Para mostrar o quanto os doces vendidos nos tabuleiros encantavam a freguesia, o texto de A TARDE contou a história de como alguém com trânsito em altos escalões do poder local ficou devendo a uma vendedora de cocada cerca de 30 mil reis, a moeda da época. Segundo a reportagem, em Salvador a demanda por doces era tanta que se destacava a venda na porta das repartições públicas então localizadas no Centro Histórico.
“Das 11 às 13, o movimento é digno de nota no Thesouro do Pão de Lot, no do Município e na Secretaria de Segurança. Rodeada de funccionários, luzidia rapariga no seu banquinho envernizado attende a freguezia. Desenvolvem as scenas engraçadíssimas lembrando uma feira alegre. Todos querem ser despachados a tempo e a hora enquanto os doces estão quentinhos. -Agora eu, meu bem. -Mulata, olha seu caboclo; despacha-o logo”. (A TARDE 24/4/1916, capa).

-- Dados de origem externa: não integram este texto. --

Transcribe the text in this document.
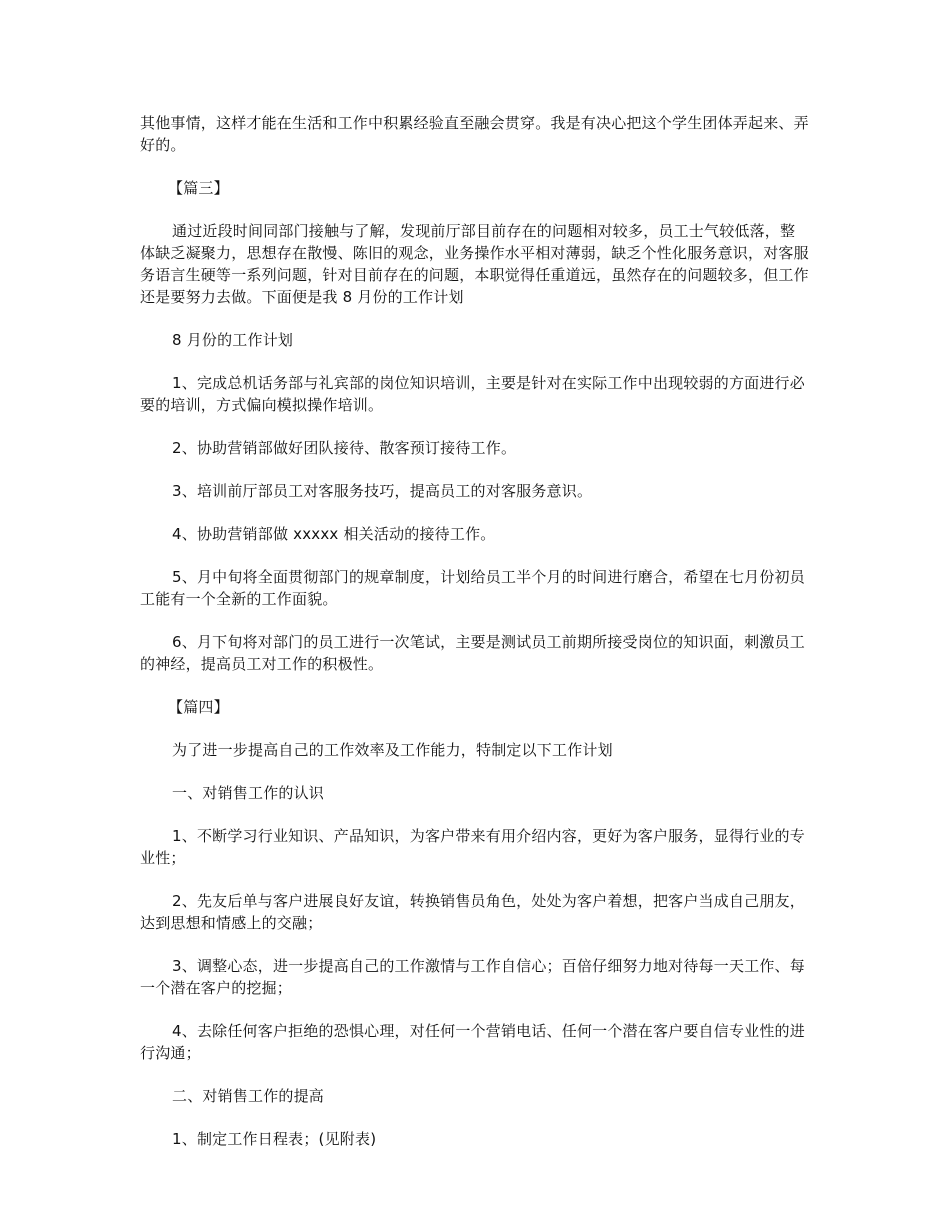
其他事情，这样才能在生活和工作中积累经验直至融会贯穿。我是有决心把这个学生团体弄起来、弄好的。

【篇三】

通过近段时间同部门接触与了解，发现前厅部目前存在的问题相对较多，员工士气较低落，整体缺乏凝聚力，思想存在散慢、陈旧的观念，业务操作水平相对薄弱，缺乏个性化服务意识，对客服务语言生硬等一系列问题，针对目前存在的问题，本职觉得任重道远，虽然存在的问题较多，但工作还是要努力去做。下面便是我 8 月份的工作计划

8 月份的工作计划

1、完成总机话务部与礼宾部的岗位知识培训，主要是针对在实际工作中出现较弱的方面进行必要的培训，方式偏向模拟操作培训。

2、协助营销部做好团队接待、散客预订接待工作。

3、培训前厅部员工对客服务技巧，提高员工的对客服务意识。

4、协助营销部做 xxxxx 相关活动的接待工作。

5、月中旬将全面贯彻部门的规章制度，计划给员工半个月的时间进行磨合，希望在七月份初员工能有一个全新的工作面貌。

6、月下旬将对部门的员工进行一次笔试，主要是测试员工前期所接受岗位的知识面，刺激员工的神经，提高员工对工作的积极性。

【篇四】

为了进一步提高自己的工作效率及工作能力，特制定以下工作计划

一、对销售工作的认识

1、不断学习行业知识、产品知识，为客户带来有用介绍内容，更好为客户服务，显得行业的专业性；

2、先友后单与客户进展良好友谊，转换销售员角色，处处为客户着想，把客户当成自己朋友，达到思想和情感上的交融；

3、调整心态，进一步提高自己的工作激情与工作自信心；百倍仔细努力地对待每一天工作、每一个潜在客户的挖掘；

4、去除任何客户拒绝的恐惧心理，对任何一个营销电话、任何一个潜在客户要自信专业性的进行沟通；

二、对销售工作的提高

1、制定工作日程表；(见附表)
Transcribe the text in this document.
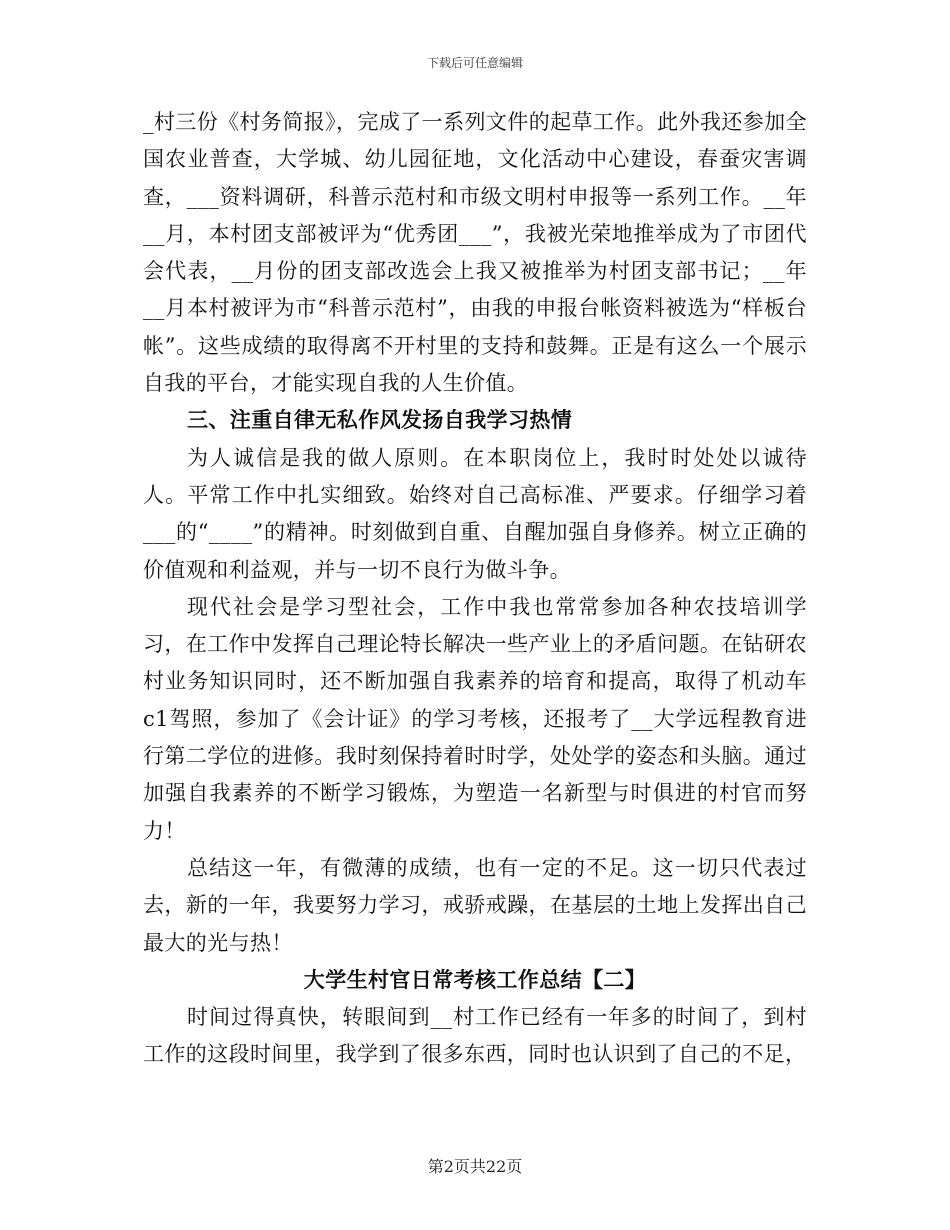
下载后可任意编辑

_村三份《村务简报》，完成了一系列文件的起草工作。此外我还参加全国农业普查，大学城、幼儿园征地，文化活动中心建设，春蚕灾害调查，___资料调研，科普示范村和市级文明村申报等一系列工作。__年__月，本村团支部被评为“优秀团___”，我被光荣地推举成为了市团代会代表，__月份的团支部改选会上我又被推举为村团支部书记；__年__月本村被评为市“科普示范村”，由我的申报台帐资料被选为“样板台帐”。这些成绩的取得离不开村里的支持和鼓舞。正是有这么一个展示自我的平台，才能实现自我的人生价值。

三、注重自律无私作风发扬自我学习热情

为人诚信是我的做人原则。在本职岗位上，我时时处处以诚待人。平常工作中扎实细致。始终对自己高标准、严要求。仔细学习着___的“____”的精神。时刻做到自重、自醒加强自身修养。树立正确的价值观和利益观，并与一切不良行为做斗争。

现代社会是学习型社会，工作中我也常常参加各种农技培训学习，在工作中发挥自己理论特长解决一些产业上的矛盾问题。在钻研农村业务知识同时，还不断加强自我素养的培育和提高，取得了机动车c1驾照，参加了《会计证》的学习考核，还报考了__大学远程教育进行第二学位的进修。我时刻保持着时时学，处处学的姿态和头脑。通过加强自我素养的不断学习锻炼，为塑造一名新型与时俱进的村官而努力！

总结这一年，有微薄的成绩，也有一定的不足。这一切只代表过去，新的一年，我要努力学习，戒骄戒躁，在基层的土地上发挥出自己最大的光与热！

大学生村官日常考核工作总结【二】

时间过得真快，转眼间到__村工作已经有一年多的时间了，到村工作的这段时间里，我学到了很多东西，同时也认识到了自己的不足，

第2页共22页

Entrevistada, Joanna Maria do Espírito Santo contou que herdou o ponto de Maria que havia parido há pouco e por isso não podia ficar exposta à “quentura” do fogo e decidiu ir vender laranjas. O local era próximo à escada que dava acesso ao gabinete do secretário de segurança. A renda, segundo Joanna, não estava tão farta após o fim de atraso nos salários dos servidores da administração pública, pois com o dinheiro mais curto o doce era uma alternativa ao almoço. Dentre os preferidos daqueles que ela ofertava estavam a queijadinha, bolinho de goma e suspiros.
Clara, de quem não foi registrado o sobrenome na reportagem, tinha ponto na porta do Tesouro do Estado. No cardápio do seu tabuleiro constavam bolinho de São João, cocadinha, pão de ló, bolo de arroz, de aipim e de tapioca.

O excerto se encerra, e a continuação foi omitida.